This study addresses the propensity of large language models to generate factual inaccuracies in narratives about intangible cultural heritage by proposing a knowledge graph–based neuro-symbolic architecture. The approach reformulates capability modeling—traditionally used for design verification—as executable narrative plans at runtime, establishing a transparent “plan–retrieve–generate” workflow that ensures evidence closure and full traceability. The system integrates three complementary strategies: symbolic KG-RAG, text-augmented Hybrid-RAG, and structure-aware Graph-RAG. Quantitative evaluation on the Live Aid KG dataset reveals trade-offs among these strategies with respect to factual accuracy, contextual richness, and narrative coherence, offering both methodological insights and practical guidance for generating controllable and trustworthy heritage narratives.

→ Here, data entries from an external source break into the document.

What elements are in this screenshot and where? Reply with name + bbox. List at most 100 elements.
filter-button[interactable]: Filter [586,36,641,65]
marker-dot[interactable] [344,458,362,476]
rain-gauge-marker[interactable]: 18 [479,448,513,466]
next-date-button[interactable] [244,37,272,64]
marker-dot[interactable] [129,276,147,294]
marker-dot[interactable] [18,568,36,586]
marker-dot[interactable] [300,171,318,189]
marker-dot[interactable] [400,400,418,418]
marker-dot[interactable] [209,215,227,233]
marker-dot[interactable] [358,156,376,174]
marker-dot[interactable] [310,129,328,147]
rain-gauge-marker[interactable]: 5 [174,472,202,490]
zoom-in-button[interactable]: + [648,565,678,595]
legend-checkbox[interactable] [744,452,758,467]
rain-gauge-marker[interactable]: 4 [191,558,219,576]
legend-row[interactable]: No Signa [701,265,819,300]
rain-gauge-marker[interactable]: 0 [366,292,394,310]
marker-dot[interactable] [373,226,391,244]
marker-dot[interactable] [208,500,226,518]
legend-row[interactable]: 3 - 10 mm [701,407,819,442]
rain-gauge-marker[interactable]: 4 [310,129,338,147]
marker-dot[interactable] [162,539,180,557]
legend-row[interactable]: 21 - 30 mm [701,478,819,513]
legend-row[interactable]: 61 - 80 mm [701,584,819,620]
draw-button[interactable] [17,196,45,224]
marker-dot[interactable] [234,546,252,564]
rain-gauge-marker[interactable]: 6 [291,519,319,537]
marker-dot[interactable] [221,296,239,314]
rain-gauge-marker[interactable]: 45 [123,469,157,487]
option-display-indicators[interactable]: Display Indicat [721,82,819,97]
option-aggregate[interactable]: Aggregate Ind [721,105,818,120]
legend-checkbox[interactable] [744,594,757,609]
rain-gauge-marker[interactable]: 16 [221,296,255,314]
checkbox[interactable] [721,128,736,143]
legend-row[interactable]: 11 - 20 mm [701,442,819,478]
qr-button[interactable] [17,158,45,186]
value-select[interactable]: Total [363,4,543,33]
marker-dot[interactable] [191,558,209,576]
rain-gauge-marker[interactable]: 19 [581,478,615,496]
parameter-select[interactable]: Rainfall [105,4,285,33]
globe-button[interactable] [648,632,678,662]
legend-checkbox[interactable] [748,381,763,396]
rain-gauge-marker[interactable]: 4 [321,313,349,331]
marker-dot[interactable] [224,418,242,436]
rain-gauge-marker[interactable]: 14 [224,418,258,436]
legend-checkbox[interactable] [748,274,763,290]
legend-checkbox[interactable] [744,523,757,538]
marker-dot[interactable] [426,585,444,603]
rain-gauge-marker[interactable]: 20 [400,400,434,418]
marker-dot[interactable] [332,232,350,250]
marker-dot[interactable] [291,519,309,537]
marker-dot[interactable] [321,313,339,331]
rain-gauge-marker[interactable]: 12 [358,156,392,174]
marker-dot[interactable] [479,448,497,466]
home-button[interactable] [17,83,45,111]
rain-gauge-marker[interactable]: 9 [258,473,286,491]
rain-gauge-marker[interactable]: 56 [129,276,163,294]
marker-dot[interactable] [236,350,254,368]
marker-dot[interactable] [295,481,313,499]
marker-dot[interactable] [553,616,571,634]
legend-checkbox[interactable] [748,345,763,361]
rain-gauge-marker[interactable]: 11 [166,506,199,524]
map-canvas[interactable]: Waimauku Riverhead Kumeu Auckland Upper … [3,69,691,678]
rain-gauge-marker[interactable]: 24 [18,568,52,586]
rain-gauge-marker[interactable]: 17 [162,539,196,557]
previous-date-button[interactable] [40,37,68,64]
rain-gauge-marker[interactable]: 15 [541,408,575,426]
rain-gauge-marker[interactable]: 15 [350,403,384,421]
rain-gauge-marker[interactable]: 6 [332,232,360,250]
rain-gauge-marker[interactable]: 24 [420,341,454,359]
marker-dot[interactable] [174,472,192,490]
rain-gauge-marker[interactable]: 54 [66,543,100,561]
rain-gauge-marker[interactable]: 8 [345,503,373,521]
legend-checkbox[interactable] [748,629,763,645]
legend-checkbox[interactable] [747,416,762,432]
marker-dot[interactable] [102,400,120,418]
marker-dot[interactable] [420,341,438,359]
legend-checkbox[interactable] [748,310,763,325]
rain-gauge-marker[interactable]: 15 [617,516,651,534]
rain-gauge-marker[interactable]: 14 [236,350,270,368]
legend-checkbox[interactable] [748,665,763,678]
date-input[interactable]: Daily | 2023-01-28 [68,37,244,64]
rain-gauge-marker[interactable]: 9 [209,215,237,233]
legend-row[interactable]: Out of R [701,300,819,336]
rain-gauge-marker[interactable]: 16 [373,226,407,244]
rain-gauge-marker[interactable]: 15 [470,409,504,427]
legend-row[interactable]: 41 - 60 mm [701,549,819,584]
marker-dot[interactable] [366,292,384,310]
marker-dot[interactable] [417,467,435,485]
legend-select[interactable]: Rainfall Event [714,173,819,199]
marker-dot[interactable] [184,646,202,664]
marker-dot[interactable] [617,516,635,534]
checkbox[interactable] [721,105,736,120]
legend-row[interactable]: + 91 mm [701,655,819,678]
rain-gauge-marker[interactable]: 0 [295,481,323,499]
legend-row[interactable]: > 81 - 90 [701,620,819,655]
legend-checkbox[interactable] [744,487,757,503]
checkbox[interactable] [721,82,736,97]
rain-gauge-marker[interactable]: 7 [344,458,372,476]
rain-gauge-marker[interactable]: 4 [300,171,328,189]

The preservation of intangible cultural heritage is a critical challenge as collective memory fades over time. While Large Language Models (LLMs) offer a promising avenue for generating engaging narratives, their propensity for factual inaccuracies or "hallucinations" makes them unreliable for heritage applications where veracity is a central requirement. To address this, we propose a novel neuro-symbolic architecture grounded in Knowledge Graphs (KGs) that establishes a transparent "plan-retrieve-generate" workflow for story generation. A key novelty of our approach is the repurposing of competency questions (CQs) - traditionally design-time validation artifacts - into run-time executable narrative plans. This approach bridges the gap between high-level user personas and atomic knowledge retrieval, ensuring that generation is evidence-closed and fully auditable. We validate this architecture using a new resource: the Live Aid KG, a multimodal dataset aligning 1985 concert data with the Music Meta Ontology and linking to external multimedia assets. We present a systematic comparative evaluation of three distinct Retrieval-Augmented Generation (RAG) strategies over this graph: a purely symbolic KG-RAG, a text-enriched Hybrid-RAG, and a structure-aware Graph-RAG. Our experiments reveal a quantifiable trade-off between the factual precision of symbolic retrieval, the contextual richness of hybrid methods, and the narrative coherence of graph-based traversal. Our findings offer actionable insights for designing personalised and controllable storytelling systems.